I have no doubt that I inherited the elements of all of this from my father, who both in word and practice taught me that belief should be informed by hard intellectual and spiritual work—it should not be accepted unquestioningly from any authority. My bibliophilic ways sound a lot like what my father was doing at breakfast. I’ll go even further and admit that, despite the spookiness of Dad’s claim that God wove disparate texts together for him into a tapestry of inspiration and insight, I know something about that tapestry.
How else to explain the threads with which I connect Simone Weil, George Eliot, Fyodor Dostoevsky and William James through Anne Lamott, Friedrich Nietzsche, Aristotle, and P. D. James to Ludwig Wittgenstein, Annie Dillard, the second Isaiah, and Daniel Dennett? How to explain that an essay by the dedicated and eloquent atheist Richard Rorty provides me with just the right idea to organize a big project about spiritual hunger and searching for God? How to explain that a novel by an author I never heard of, which Jeanne bought for herself but passed on to me instead (“I think this is your kind of book”), was so full of beautiful characters and passages directly connected to what I’m working on that it brought chills to my spine and tears to my eyes? Is God weaving tapestries for me too?

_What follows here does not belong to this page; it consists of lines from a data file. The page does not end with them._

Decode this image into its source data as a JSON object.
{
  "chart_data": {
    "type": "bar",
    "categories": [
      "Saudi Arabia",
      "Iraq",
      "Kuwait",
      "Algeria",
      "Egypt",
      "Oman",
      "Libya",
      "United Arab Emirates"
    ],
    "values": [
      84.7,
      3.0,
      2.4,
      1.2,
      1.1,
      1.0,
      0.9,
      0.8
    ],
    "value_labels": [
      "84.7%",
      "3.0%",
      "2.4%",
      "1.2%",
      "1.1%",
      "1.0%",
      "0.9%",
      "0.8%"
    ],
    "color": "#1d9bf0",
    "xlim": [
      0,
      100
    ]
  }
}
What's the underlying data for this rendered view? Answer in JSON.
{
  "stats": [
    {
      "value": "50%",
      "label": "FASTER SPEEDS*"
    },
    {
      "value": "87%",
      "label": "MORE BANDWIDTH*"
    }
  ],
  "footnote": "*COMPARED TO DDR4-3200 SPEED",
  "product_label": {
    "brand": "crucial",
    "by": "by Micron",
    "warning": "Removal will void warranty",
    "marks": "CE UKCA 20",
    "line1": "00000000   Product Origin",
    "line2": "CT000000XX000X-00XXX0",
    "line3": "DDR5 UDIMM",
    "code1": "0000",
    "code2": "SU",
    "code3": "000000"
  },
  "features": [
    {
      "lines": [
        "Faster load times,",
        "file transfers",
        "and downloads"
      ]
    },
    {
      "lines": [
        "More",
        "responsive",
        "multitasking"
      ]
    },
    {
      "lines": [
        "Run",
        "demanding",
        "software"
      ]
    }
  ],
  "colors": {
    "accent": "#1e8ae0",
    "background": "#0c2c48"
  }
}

Maybe. But I think a different sort of textile is being made. The process of throwing texts together and seeing what happens is not really like weaving a seamless tapestry at all. It’s more like sewing together a very large, elaborate, polychrome quilt in which the pieces and patches can be attached, separated, contrasted, compared, in the expectation that something unusual and exciting just might emerge.
Why can’t Freud and Anselm have a conversation with each other? Why can’t Aquinas and Richard Dawkins get into a real debate without knowing ahead of time who is supposed to or has to win? In The Waste Land, T. S. Eliot writes “these fragments have I shored against my ruin.” I’ve never liked that, since it sounds as if T. S. can’t think of anything better to do with the pieces of stuff lying around the wasteland than to use them as props shoring up his wobbly whatevers. He should have tried making a quilt.
I suspect that the transcendent makes many demands on us, most of which we have only fuzzy intimations of. This one I’m pretty sure of, though: truth is made, not found. The divine emerges from human creative activities in ways we’ll never recognize if we insist that God must be found as a finished product. As a wise person once wrote, “The world is not given to us ‘on a plate,’ it is given to us as a creative task.” I have my father to thank for giving me the basic tools for that task.